For IHC analyses, brain slices were picked up by a paintbrush and washed in PBS 3 times to remove sucrose. For samples for BrdU analyses, slices were incubated in 2 N HCl for 30 min under 37 °C to hydrolyze the DNA. The acid-treated slices were then neutralized by 0.1 M boric solution (pH 8.5) for 30 min. Following a PBS wash, these slices were blocked in PBST containing 5% normal goat serum and 0.3% TritonX-100 for 1 h at room temperature. Blocked slices were then incubated with primary antibodies overnight at 4 °C. Following 3× PBST washes, slices were then incubated with fluorophore-conjugated secondary antibodies (1:500) for 1 h at room temperature in the dark.

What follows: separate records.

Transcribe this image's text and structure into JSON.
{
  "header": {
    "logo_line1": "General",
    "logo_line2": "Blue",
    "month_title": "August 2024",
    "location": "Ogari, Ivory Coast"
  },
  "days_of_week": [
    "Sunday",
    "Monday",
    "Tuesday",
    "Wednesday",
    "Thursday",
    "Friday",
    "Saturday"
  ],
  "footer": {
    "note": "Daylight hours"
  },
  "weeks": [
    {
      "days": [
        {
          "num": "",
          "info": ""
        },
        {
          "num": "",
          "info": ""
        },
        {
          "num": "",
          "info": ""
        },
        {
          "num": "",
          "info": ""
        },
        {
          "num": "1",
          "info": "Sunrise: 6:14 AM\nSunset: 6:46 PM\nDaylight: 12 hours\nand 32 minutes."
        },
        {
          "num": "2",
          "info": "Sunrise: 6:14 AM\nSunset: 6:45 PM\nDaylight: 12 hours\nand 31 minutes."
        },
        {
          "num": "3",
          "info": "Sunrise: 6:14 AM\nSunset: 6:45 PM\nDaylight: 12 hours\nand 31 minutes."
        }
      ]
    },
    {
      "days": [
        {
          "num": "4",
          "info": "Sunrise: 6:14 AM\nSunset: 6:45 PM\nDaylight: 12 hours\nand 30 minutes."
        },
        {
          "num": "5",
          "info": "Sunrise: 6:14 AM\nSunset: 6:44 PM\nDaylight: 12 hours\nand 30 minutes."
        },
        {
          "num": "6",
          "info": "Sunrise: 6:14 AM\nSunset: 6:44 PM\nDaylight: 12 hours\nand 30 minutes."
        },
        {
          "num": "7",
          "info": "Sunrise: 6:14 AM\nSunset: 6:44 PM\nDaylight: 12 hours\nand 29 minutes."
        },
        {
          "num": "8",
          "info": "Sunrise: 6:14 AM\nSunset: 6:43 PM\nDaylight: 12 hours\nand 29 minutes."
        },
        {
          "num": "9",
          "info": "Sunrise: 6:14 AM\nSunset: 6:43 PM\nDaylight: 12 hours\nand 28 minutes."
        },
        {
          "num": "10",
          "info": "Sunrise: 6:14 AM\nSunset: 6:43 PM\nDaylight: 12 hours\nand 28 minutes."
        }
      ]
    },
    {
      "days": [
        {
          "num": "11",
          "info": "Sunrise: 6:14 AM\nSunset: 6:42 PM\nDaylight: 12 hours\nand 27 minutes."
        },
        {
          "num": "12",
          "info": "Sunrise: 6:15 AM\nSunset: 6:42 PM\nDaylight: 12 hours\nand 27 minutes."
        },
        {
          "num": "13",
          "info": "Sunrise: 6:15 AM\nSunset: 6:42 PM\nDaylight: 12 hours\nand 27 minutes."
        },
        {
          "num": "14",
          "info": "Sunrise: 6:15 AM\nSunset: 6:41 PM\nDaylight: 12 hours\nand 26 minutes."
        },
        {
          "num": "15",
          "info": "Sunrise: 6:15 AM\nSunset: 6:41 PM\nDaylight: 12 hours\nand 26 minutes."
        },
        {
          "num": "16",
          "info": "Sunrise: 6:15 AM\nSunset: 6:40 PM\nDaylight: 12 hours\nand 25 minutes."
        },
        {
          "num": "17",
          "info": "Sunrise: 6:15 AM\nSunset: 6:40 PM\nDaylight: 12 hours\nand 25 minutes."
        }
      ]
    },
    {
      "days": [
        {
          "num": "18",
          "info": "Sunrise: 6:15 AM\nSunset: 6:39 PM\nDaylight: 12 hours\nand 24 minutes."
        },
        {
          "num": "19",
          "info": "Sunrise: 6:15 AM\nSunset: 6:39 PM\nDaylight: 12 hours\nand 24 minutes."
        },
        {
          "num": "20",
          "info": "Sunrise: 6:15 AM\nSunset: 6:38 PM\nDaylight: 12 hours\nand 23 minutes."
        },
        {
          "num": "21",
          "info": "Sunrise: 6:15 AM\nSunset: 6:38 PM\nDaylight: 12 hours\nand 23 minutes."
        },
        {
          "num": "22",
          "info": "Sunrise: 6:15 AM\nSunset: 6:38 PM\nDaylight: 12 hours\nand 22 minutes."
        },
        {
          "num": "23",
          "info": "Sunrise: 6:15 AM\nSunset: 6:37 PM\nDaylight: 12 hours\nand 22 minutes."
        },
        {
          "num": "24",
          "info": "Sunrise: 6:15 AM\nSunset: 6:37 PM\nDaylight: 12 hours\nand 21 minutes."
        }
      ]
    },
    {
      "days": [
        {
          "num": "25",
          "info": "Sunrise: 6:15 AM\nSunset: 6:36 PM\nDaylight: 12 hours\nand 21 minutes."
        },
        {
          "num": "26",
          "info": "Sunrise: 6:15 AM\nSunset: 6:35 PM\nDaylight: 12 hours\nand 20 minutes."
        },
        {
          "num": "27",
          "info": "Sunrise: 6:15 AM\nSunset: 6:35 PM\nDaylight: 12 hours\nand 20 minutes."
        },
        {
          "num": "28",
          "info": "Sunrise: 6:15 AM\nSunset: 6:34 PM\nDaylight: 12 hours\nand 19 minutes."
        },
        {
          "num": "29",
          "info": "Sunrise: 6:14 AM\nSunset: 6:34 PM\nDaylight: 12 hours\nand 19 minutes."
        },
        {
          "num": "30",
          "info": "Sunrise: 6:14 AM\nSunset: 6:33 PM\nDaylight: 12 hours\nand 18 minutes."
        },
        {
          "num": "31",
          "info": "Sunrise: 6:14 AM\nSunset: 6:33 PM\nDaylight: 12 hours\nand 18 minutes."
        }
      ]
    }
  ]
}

After 3 PBST washes, slices were counterstained with DAPI and then mounted onto microscope slides with mounting medium and coverslips. The IHC images were captured by Nikon A1Rsi Confocal system. Z-stack scanning and large-image stitching were conducted for brain slice 3D reconstruction and the subsequent cell counting. Information about antibodies used in this section was provided in Supplementary Table S1
4.13. Statistical Analysis
Data in this report were presented as mean ± standard deviation (SD). Statistical analyses of the differences among groups were carried out by one-way ANOVA with post hoc comparisons by the Dunnett’s test. Statistical column graphs were generated by GraphPad Prism 8 (San Diego, CA, USA), and all the statistical analyses were conducted using the embedded statistical programs. Differences were considered significant if p values were equal or less than 0.05.